Parece que estas llanuras no son tan seguras después de todo, pensó Tsukune,
desenvainando la ancestral espada de su clan.
Tres jinetes León cabalgaban por la llanura, sus monturas empapadas de sudor.
“¡Fénix-sama!” Gritó Matsu Mori, viendo a Tsukune. “Un oni va hacía vosotros.
¡Debéis retroceder tras las líneas!”
“Por las Fortunas, no podemos retroceder,” Tsukune indicó el grupo de
shugenjas, quietos como rocas, meditando, mientras rayos de luz de las
estrellas empezaban a relucir por el anillo de llamas y piedras. “Hay mucho que
perder.”
Mori miró hacia los shugenjas, sus manos elevadas en oración, y asintió.
Haciendo una señal para que sus tropas se quedasen, giró su montura en grandes
saltos, haciendo que el alto bayo se detuviese. Por precaución sacó su propia
espada. “Entonces nos quedaremos con vos, Shiba-sama.”
Tsukune miró hacia su hermano. La solemne cara de Ningen – quieta, callada,
meditando, mientras sus mayores empezaban a ir hacia el centro del círculo. Al
hacerlo, hebras de la luz de las estrellas, de piedras, y de fuego se empezaron
a formar, retorciéndose con sus movimientos, uniendo sus manos, y tirando del
tejido del mundo. Gennai, el Maestro del Aire, torció el aire de la misma
manera, tejiendo cuerdas invisibles de viento entre las hebras más oscuras de
la noche.
Junto a los tres jinetes León, los Fénix retrocedieron. A un lado, Tsukune
gritaba órdenes para formar una fila y mantenerla, y al otro lado, Mori montaba
con sus dos hombres una unidad de ataque rápido, que molestase a la horda que
venía mientras se acercaban al pequeño grupo de Fénix. Más allá, tras la línea
de Ugulu y mujina, una descarga de hechizos rompió las nubes, cayendo como lluvia
sangrienta sobre los lejanos guardias Grulla y Unicornio. El centro de la
batalla se acercaba.
“¡La batalla no debía haber llegado hasta aquí!” Tsukune le gritó a Mori
mientras este pasaba cerca, la espada de ella cortando en dos a un Oni no Ugulu
que se había acercado demasiado. Los bushi Fénix empezaron a moverse,
alejándose del hechizo que se estaba haciendo tras ellos. Cada paso que
pudiesen alejar a los oni del ritual, mejor. Tsukune no estaría satisfecha
hasta que el canto del los Maestros Elementales no fuese más que un aburrido
zumbido en sus oídos. Aquí. Este era el lugar en el que resistirían. Mirando
hacia Mori sobre su corcel yabanjin, Tsukune gritó, “¿Qué les ha dado la fuerza
para romper las filas de los Grulla?”
Mori sonrió amargamente, girando una vez más a su montura. “Deben de haber
visto nuestro hechizo, Fénix. Eso, y una cosa más. Las fuerzas de la Sombra han
ganado fuerza desde la última vez que tus bushi se enfrentaron a ellos.”
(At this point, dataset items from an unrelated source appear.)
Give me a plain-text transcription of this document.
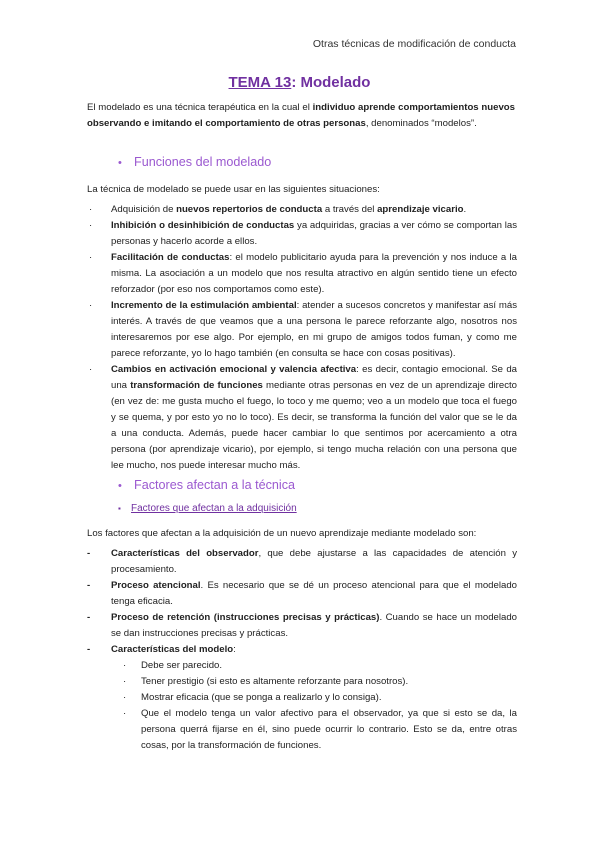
Otras técnicas de modificación de conducta
TEMA 13: Modelado
El modelado es una técnica terapéutica en la cual el individuo aprende comportamientos nuevos observando e imitando el comportamiento de otras personas, denominados “modelos”.
• Funciones del modelado
La técnica de modelado se puede usar en las siguientes situaciones:
· Adquisición de nuevos repertorios de conducta a través del aprendizaje vicario.
· Inhibición o desinhibición de conductas ya adquiridas, gracias a ver cómo se comportan las personas y hacerlo acorde a ellos.
· Facilitación de conductas: el modelo publicitario ayuda para la prevención y nos induce a la misma. La asociación a un modelo que nos resulta atractivo en algún sentido tiene un efecto reforzador (por eso nos comportamos como este).
· Incremento de la estimulación ambiental: atender a sucesos concretos y manifestar así más interés. A través de que veamos que a una persona le parece reforzante algo, nosotros nos interesaremos por ese algo. Por ejemplo, en mi grupo de amigos todos fuman, y como me parece reforzante, yo lo hago también (en consulta se hace con cosas positivas).
· Cambios en activación emocional y valencia afectiva: es decir, contagio emocional. Se da una transformación de funciones mediante otras personas en vez de un aprendizaje directo (en vez de: me gusta mucho el fuego, lo toco y me quemo; veo a un modelo que toca el fuego y se quema, y por esto yo no lo toco). Es decir, se transforma la función del valor que se le da a una conducta. Además, puede hacer cambiar lo que sentimos por acercamiento a otra persona (por aprendizaje vicario), por ejemplo, si tengo mucha relación con una persona que lee mucho, nos puede interesar mucho más.
• Factores afectan a la técnica
▪ Factores que afectan a la adquisición
Los factores que afectan a la adquisición de un nuevo aprendizaje mediante modelado son:
- Características del observador, que debe ajustarse a las capacidades de atención y procesamiento.
- Proceso atencional. Es necesario que se dé un proceso atencional para que el modelado tenga eficacia.
- Proceso de retención (instrucciones precisas y prácticas). Cuando se hace un modelado se dan instrucciones precisas y prácticas.
- Características del modelo:
· Debe ser parecido.
· Tener prestigio (si esto es altamente reforzante para nosotros).
· Mostrar eficacia (que se ponga a realizarlo y lo consiga).
· Que el modelo tenga un valor afectivo para el observador, ya que si esto se da, la persona querrá fijarse en él, sino puede ocurrir lo contrario. Esto se da, entre otras cosas, por la transformación de funciones.
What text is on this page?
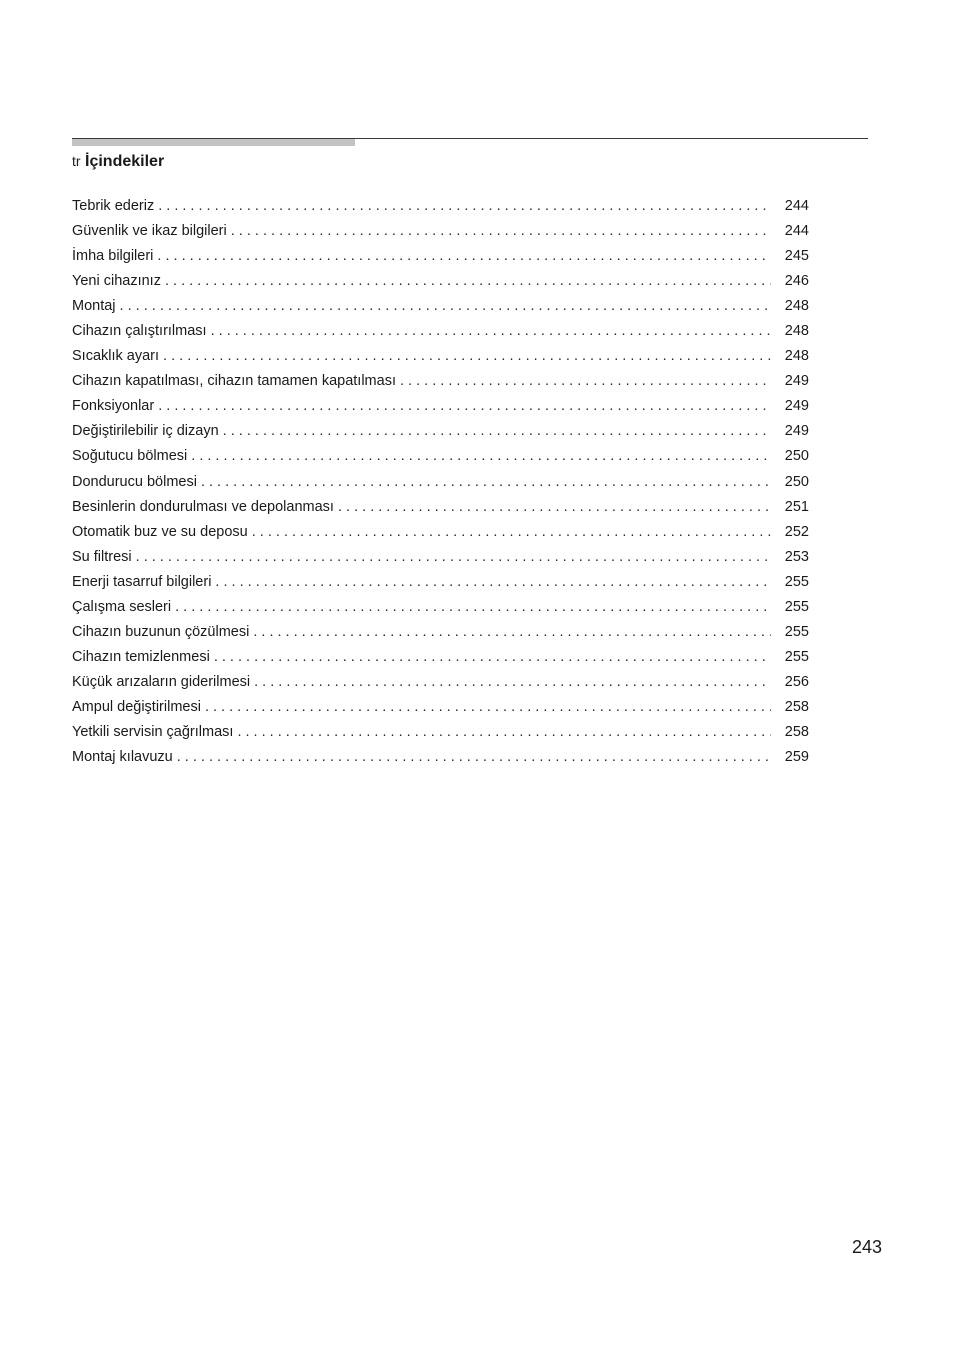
tr İçindekiler
Tebrik ederiz . . .	244
Güvenlik ve ikaz bilgileri . . .	244
İmha bilgileri . . .	245
Yeni cihazınız . . .	246
Montaj . . .	248
Cihazın çalıştırılması . . .	248
Sıcaklık ayarı . . .	248
Cihazın kapatılması, cihazın tamamen kapatılması . . .	249
Fonksiyonlar . . .	249
Değiştirilebilir iç dizayn . . .	249
Soğutucu bölmesi . . .	250
Dondurucu bölmesi . . .	250
Besinlerin dondurulması ve depolanması . . .	251
Otomatik buz ve su deposu . . .	252
Su filtresi . . .	253
Enerji tasarruf bilgileri . . .	255
Çalışma sesleri . . .	255
Cihazın buzunun çözülmesi . . .	255
Cihazın temizlenmesi . . .	255
Küçük arızaların giderilmesi . . .	256
Ampul değiştirilmesi . . .	258
Yetkili servisin çağrılması . . .	258
Montaj kılavuzu . . .	259
243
“Mirumoto Sukune ha caído.”
Otro grupo de oni atacaron su posición, y aunque su corazón se heló, Tsukune
luchó valientemente. Su espada era como plomo en sus manos, pero no dejaba de
luchar. Sukune, el viejo que siempre estaba ahí – ¿muerto? Que amargamente le
llorarían los Dragón. Había traído a cincuenta soldados a los páramos del
lejano sur, buscando venganza por el pasado e su dama. Si había muerto, era
seguro que sus tropas habían caído junto a él. Demasiados caídos... demasiados
perdidos.
Tras Tsukune, los cánticos del los Maestros Elementales se hicieron más
grandes, y el viento se hizo más fuerte. Pronto completarían el hechizo – pero
antes, el grupo principal de la horda de las Tierras Sombrías llegaría hasta
ellos, y su trabajo sería en vano. De repente, magia de sangre se irguió desde
el sur, corriendo como un río hacia su posición.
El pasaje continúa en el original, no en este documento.